Neck Dissection to Treat Head and Neck Cancer
Neck dissection is usually recommended to remove cancer that has spread to the lymph nodes of the neck.
Cancers spread by dispersing through small channels, captured in lymph nodes that serve as filters. Cancer cells take up residence and grow within lymph nodes. Some cancer spread by invading blood vessels and spreading to other parts of the body. But most head and neck, thyroid, salivary gland, non-melanoma and melanoma skin cancers spread to nearby lymph nodes first, and spread to other areas of the body much later.
There are 300 or more lymph nodes in the neck, and hundreds more in the rest of the body. If cancer has spread to a lymph node to produce a lump in the neck, smaller pieces may also have spread to some of the other nearby lymph nodes as well. Removing only the obviously abnormal lymph node may not be enough.

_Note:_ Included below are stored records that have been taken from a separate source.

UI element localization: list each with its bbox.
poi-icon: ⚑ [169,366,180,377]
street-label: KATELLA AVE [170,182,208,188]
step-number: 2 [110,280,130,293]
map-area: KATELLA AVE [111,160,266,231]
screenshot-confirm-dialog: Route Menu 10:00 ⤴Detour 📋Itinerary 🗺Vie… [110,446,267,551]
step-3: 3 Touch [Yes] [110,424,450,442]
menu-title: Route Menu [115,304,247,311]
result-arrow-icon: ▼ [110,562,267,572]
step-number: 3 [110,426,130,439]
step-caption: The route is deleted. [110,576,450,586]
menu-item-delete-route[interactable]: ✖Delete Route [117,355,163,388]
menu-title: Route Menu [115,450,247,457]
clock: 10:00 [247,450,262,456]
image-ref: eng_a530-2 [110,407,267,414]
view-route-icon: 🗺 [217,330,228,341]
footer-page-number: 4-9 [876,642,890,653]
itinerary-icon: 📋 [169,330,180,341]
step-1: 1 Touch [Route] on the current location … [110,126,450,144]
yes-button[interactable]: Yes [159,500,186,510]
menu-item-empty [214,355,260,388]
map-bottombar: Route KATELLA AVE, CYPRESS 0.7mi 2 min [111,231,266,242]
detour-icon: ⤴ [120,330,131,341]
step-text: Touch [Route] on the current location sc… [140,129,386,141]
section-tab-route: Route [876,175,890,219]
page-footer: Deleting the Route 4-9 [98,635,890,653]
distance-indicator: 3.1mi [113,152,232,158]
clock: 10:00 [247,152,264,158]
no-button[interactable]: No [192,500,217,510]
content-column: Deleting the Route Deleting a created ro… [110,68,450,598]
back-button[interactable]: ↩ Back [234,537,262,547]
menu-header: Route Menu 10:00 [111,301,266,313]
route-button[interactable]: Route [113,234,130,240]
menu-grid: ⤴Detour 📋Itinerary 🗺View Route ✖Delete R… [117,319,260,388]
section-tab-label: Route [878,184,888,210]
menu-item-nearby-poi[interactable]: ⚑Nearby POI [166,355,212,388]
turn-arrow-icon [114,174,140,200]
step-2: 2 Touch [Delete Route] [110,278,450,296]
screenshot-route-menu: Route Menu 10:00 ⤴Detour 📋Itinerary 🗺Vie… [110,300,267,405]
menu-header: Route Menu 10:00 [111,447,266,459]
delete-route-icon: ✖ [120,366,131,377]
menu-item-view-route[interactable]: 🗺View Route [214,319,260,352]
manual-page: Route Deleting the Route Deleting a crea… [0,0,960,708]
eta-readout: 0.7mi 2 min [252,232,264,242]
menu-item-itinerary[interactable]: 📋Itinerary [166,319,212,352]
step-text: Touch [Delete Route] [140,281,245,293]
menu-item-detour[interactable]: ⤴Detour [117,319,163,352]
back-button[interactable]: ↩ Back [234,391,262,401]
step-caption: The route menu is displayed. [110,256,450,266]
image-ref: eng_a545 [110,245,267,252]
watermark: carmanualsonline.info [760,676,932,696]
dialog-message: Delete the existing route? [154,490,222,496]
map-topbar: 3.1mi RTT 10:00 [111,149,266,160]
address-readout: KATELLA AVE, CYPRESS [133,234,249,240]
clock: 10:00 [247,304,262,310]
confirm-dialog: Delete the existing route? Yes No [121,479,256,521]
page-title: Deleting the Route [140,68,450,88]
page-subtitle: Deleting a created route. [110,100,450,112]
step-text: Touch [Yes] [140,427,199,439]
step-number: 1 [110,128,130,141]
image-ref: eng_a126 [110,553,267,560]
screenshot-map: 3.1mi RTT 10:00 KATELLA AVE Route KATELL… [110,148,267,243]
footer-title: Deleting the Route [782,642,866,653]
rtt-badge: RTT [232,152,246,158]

When surgeons began to perform neck dissections in a standardized fashion initially described by George Crile, patients began to survive their cancers. It was a major advance, and remained the standard of care for decades.
However, the routine sacrifice of important nerves and muscles caused limitations in movement of the shoulder, pain and a cosmetic deformity. Over time, technical advances in surgery and a better understanding of how cancers spread lead to less radical operations. It is now often possible to remove a cancer through small, well-hidden incisions. A routine home exercise program is recommended at Fox Chase Cancer Center and has resulted in patients experiencing excellent function.
Today, it is relatively uncommon to have diminished function or cosmetic deformities after neck dissection.